Researchers discover key gene in cells associated with age-related hearing loss
An international group of researchers, led by Ronna Hertzano, MD, Ph.D., Associate Professor, Department of Otorhinolaryngology-Head & Neck Surgery, Anatomy and Neurobiology, at the University of Maryland School of Medicine (UMSOM), and Michael Bowl, Ph.D., Programme Leader Track Scientist, Mammalian Genetics Unit, MRC Harwell Institute, UK, have identified the gene that acts as a key regulator for special cells needed in hearing.
The discovery of this gene (Ikzf2) will help researchers better understand this unique type of cell that is needed for hearing and potentially develop treatments for common age-related hearing loss.
"Outer hair cells are the first inner ear cells lost as we age. Age-related hearing loss happens to everyone. Even a 30-year-old has lost some of the outer hair cells that sense higher pitch sounds. Simply exposure to sound, especially loud ones, eventually causes damage to these cells," said Dr. Hertzano, whose research will be published in the journal Nature.

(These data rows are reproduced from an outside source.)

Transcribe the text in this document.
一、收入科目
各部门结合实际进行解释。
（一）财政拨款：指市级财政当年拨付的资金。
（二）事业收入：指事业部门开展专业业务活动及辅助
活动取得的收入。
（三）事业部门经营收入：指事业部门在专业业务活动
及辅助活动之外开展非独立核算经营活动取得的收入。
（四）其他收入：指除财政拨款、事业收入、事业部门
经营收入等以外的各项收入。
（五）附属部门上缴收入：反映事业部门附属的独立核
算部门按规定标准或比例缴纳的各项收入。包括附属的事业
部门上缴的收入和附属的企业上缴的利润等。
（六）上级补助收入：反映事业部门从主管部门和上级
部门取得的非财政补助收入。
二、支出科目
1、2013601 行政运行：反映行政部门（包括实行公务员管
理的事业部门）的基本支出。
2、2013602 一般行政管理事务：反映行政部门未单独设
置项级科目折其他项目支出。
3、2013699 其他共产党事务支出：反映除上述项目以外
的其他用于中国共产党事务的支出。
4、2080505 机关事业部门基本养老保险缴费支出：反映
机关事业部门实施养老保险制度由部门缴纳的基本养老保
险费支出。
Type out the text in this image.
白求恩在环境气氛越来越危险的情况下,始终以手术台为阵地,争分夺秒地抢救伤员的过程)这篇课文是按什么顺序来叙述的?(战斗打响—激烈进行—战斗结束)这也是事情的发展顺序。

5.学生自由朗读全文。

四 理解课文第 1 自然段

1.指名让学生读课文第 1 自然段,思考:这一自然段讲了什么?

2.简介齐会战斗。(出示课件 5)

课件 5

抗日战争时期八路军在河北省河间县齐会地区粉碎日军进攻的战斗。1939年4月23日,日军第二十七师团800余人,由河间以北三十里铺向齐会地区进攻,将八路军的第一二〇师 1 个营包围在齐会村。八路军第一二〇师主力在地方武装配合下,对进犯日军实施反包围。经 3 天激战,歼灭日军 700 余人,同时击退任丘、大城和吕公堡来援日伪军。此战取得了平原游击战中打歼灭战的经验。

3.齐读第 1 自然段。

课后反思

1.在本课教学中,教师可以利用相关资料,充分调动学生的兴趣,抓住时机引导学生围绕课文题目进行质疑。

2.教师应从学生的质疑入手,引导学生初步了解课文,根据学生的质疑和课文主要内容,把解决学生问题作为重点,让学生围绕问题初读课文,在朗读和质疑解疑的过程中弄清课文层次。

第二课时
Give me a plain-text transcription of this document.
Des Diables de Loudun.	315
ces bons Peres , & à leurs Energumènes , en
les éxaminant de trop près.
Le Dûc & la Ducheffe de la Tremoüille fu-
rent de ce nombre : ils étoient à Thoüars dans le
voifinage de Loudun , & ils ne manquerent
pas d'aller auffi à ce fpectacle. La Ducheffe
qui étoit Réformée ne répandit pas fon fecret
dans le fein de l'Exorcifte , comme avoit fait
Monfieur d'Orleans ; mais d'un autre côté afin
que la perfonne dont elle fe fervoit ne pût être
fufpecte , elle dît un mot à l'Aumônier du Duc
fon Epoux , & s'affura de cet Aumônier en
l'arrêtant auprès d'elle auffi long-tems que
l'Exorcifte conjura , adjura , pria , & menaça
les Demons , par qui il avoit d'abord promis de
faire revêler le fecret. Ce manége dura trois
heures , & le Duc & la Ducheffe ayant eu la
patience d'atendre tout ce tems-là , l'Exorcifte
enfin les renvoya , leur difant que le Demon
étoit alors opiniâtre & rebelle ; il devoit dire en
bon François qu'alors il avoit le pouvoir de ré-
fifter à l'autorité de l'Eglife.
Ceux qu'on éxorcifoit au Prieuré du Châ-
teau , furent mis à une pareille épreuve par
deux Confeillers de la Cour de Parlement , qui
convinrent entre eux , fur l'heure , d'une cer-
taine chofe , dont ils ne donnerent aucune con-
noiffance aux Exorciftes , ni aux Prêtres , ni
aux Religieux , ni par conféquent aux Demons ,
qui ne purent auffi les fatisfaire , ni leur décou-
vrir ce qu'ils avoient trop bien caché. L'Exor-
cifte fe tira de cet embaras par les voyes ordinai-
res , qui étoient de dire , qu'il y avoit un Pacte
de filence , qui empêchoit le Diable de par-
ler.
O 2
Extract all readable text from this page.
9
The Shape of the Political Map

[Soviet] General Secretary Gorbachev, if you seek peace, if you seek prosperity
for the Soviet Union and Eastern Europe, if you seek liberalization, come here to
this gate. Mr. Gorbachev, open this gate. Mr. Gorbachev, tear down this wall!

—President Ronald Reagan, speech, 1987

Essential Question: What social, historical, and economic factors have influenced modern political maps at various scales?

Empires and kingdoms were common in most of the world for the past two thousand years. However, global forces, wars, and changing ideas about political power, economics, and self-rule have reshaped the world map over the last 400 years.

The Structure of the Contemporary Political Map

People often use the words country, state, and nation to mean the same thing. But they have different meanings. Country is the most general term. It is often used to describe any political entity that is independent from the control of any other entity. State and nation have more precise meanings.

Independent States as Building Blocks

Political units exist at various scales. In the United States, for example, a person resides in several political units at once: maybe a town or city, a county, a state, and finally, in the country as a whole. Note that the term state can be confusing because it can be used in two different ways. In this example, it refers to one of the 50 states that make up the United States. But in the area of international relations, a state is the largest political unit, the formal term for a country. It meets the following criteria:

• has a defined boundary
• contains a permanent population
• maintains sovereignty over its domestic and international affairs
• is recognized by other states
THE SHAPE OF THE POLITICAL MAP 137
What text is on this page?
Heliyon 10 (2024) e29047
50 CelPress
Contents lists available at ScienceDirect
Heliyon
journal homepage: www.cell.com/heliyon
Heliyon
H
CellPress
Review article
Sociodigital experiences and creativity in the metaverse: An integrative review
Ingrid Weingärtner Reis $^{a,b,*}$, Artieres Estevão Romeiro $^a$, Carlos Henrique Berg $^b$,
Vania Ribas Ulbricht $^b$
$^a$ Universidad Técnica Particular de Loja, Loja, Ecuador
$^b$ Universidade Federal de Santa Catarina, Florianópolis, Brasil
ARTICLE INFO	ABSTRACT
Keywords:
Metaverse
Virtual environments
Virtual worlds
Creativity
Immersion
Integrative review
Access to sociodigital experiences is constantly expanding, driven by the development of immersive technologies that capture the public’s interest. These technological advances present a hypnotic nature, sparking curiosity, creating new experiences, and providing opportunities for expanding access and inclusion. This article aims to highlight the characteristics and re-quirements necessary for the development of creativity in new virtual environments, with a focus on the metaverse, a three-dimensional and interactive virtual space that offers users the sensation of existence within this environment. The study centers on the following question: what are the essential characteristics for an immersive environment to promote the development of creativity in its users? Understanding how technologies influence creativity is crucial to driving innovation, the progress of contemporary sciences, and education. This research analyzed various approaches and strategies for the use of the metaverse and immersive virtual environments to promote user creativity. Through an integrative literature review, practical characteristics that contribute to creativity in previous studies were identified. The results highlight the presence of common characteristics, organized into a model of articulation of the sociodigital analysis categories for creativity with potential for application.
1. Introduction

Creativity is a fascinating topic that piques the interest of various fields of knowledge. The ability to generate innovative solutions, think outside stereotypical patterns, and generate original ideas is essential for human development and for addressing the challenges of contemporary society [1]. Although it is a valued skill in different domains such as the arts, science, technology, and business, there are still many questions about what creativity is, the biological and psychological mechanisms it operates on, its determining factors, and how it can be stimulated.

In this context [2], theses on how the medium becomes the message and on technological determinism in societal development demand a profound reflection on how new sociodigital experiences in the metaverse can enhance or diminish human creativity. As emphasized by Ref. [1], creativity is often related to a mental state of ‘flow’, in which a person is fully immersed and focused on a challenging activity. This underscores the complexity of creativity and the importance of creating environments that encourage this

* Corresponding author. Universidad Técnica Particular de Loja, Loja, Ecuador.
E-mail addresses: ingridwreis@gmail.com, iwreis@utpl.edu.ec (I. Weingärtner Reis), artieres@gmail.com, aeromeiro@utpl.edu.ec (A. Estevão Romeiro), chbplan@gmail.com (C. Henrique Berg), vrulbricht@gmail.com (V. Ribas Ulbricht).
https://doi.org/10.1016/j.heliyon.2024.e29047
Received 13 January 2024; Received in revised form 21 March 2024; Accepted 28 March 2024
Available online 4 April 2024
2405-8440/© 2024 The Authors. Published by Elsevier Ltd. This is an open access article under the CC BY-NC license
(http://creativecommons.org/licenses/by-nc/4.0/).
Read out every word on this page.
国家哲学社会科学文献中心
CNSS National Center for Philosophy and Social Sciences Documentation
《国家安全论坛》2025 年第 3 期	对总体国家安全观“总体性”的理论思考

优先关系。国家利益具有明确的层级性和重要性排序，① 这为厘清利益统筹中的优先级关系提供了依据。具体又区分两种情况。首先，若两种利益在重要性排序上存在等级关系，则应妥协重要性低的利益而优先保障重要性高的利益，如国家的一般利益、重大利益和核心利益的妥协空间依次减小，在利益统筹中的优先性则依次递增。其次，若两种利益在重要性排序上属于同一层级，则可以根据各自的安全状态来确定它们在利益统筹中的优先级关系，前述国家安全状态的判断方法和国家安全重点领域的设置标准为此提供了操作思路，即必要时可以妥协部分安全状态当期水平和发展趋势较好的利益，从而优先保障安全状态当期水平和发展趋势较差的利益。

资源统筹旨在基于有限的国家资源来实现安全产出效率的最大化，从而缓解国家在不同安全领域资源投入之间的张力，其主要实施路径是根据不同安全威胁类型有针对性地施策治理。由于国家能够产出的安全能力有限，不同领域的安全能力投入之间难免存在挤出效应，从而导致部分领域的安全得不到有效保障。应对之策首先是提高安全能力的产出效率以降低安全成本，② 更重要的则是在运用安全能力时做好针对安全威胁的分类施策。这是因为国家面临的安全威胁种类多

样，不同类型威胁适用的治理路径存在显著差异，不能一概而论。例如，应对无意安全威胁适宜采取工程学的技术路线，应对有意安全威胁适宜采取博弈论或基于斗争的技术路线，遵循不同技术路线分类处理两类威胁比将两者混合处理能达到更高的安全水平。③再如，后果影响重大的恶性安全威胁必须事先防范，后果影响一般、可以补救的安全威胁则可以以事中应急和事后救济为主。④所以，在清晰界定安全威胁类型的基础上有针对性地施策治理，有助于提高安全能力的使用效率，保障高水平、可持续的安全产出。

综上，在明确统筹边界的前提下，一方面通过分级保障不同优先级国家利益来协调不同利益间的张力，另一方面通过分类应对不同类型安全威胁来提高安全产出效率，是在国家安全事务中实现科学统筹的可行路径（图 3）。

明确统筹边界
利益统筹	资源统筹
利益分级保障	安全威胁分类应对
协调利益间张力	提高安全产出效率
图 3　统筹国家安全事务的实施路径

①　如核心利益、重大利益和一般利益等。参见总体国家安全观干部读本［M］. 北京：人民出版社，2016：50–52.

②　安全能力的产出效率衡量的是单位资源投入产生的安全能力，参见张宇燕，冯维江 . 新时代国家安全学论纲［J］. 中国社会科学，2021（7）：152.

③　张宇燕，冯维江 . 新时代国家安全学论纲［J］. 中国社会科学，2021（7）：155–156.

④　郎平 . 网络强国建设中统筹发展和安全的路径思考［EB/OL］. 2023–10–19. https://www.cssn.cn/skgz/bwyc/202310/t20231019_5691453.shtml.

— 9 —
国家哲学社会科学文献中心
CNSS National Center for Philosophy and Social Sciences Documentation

The inner ear has two kinds of sensory hair cells required for hearing. The inner hair cells convert sounds to neural signals that travel to the brain. This compares to outer hair cells, which function by amplifying and tuning sounds. Without outer hair cells, sound is severely muted and inner hair cells don't signal the brain. Loss of outer hair cells is the major cause of age-related loss of hearing.
About the Research
Hertzano's group, in collaboration with Ran Elkon, Ph.D., Senior Lecturer, Department of Human Molecular Genetics and Biochemistry, Sackler Faculty of Medicine in Tel Aviv, Israel took a bioinformatics and functional genomics approach to discover a gene critical for the regulation of genes involved in outer hair cell development. Bowl's group studied mice from the Harwell Aging Screen to identify mice with hearing loss. Bowl identified mice with an early-onset hearing loss caused by an outer hair cell deficit. When the two groups realized that they were studying the same gene, they began to collaborate to discover its biological function and role in outer hair cell development. The gene is Ikzf2 gene, which encodes helios. Helios is a transcription factor, a protein that controls the expression of other genes. The mutation in the mice changes one amino acid in a critical part of the protein, which impaired the transcriptional regulatory activity of helios in the mice.
To test if helios could drive the differentiation of outer hair cells, the researchers introduced a virus engineered to overexpress helios into the inner ear hair cells of newborn mice. As a result, some of the mature inner hair cells became more like outer hair cells. In particular, the inner hair cells with an excess of helios started making the protein prestin and exhibited electromotility, a property limited to outer hair cells. Thus, helios can drive inner hair cells to adopt critical outer hair cell characteristics.
Funding for the research was provided by Action on Hearing Loss UK, a National Hearing Loss Charity, the National Institute on Deafness and Other Communication Disorders (NICD) at the National Institutes of Health, and the Department of Defense, USA.
As Professor Steve Brown, Ph.D., Director, MRC Harwell Institute, comments, "The development of therapies for age-related hearing loss represents one of the big challenges facing medicine and biomedical science. Understanding the genetic programs that are responsible for the development and maturation of sound-transducing hair cells within the inner ear will be critical to exploring avenues for the regeneration of these cells that are lost in abundance during age-related hearing loss. The teams from the University of Maryland and the MRC Harwell Research Institute have given us the first insights into that programme. They have identified a master regulator, Ikzf2/helios, that controls the programme for maturation of outer hair cells. Now, we have a target that we can potentially use to induce the production of outer hair cells within damaged inner ears, and we are one step closer to offering treatments for this disabling condition."